Justice Kagan in 2017 gave several public speeches where she said, 2016 really wasn't so bad. We had to compromise more. We had to issue narrower decisions. We had to be more attuned to each other. She was clear to say, this can't last forever, but she listed all the benefits of the four-four evenly divided court. If you read her speeches and my law review article, or my New York Times piece, or my Daily Beast piece on the subject, they were pretty similar. And if you think about it, it makes sense. Why should the country be turned around because of a five to four partisan vote of unelected, life-tenured lawyers? Why would we live in that world? If, for example, Justice Roberts and Justice Kagan agree on a decision, I am going to say well, those are two pretty smart people. They have different politics, but they both think it's a good idea. I can live with that. I may not like it, but I can live with it. What I can't live with is five, four partisan decisions changing our country.
What do you think the future of campaign finance legislation looks like, particularly with Amy Coney Barrett’s appointment?
Your assumption is this country has a future? I'm not kidding when I say that. 74 million Americans voted for Donald Trump — that doesn't give me the warm and fuzzies. I mean you're obviously very smart and also young, but there's nothing inevitable about this country. We had a Civil War not that long ago by world standards. The Supreme Court was in crisis in 1935. We're not forever.

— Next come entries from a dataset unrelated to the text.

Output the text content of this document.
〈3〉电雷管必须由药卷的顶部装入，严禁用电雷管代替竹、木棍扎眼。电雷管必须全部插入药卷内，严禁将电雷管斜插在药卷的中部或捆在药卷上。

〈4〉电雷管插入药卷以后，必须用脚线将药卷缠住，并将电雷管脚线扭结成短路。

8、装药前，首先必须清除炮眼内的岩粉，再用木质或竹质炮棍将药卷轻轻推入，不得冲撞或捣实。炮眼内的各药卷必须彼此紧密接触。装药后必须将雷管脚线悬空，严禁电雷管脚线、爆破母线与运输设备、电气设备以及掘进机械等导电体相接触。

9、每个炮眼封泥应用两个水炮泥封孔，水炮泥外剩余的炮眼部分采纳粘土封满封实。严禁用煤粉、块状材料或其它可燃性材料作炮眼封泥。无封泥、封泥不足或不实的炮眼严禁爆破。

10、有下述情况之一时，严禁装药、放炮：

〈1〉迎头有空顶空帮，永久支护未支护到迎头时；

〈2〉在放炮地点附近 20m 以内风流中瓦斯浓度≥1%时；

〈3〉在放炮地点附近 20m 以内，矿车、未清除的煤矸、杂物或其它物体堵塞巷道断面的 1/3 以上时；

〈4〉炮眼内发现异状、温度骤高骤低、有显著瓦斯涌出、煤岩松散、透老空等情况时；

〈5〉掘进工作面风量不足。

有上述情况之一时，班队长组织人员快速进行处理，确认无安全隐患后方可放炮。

Assuming we're a country, I think the future of campaign finance reform is extraordinarily dark. I think that the judges who have been put on the Supreme Court recently, Kavanaugh, Gorsuch, Barrett, Alito, not Roberts, and Thomas all have very strong Federalist Society ties. The Federalist Society is run by people who believe in Citizens United all the way down. If anything, they're going to overturn Buckley and say contributions can't be limited either. And boy, wouldn't that be dark?
Absent court-packing, balancing the court, or justices dying, there will be no progress. There is no chance, absent major court restructuring, of campaign finance reform getting better.
Things will only change if the people change. Which, by the way, is how constitutional law changes – when the people change. Which may make you wonder, are we a country of laws or people?
In this respect, it certainly is defined by the people, and Republicans seem to be attuned to that. Do you think Democrats have learned anything over the past couple years?
Probably not. There's a maybe in that, but Biden is not going to help. A colleague of mine worked for Clinton and Obama, but he left Obama early because he was so depressed about judges. He was part of the nomination process. He said Obama cared, but not really. Clinton cared, but not really. Is Biden, who is the bequeather of that going to care? Probably not.
Seems bleak and not strategic.
Yeah, that's a great phrase. The Republican party has been incredibly strategic about judges and the Democrats have been completely not strategic.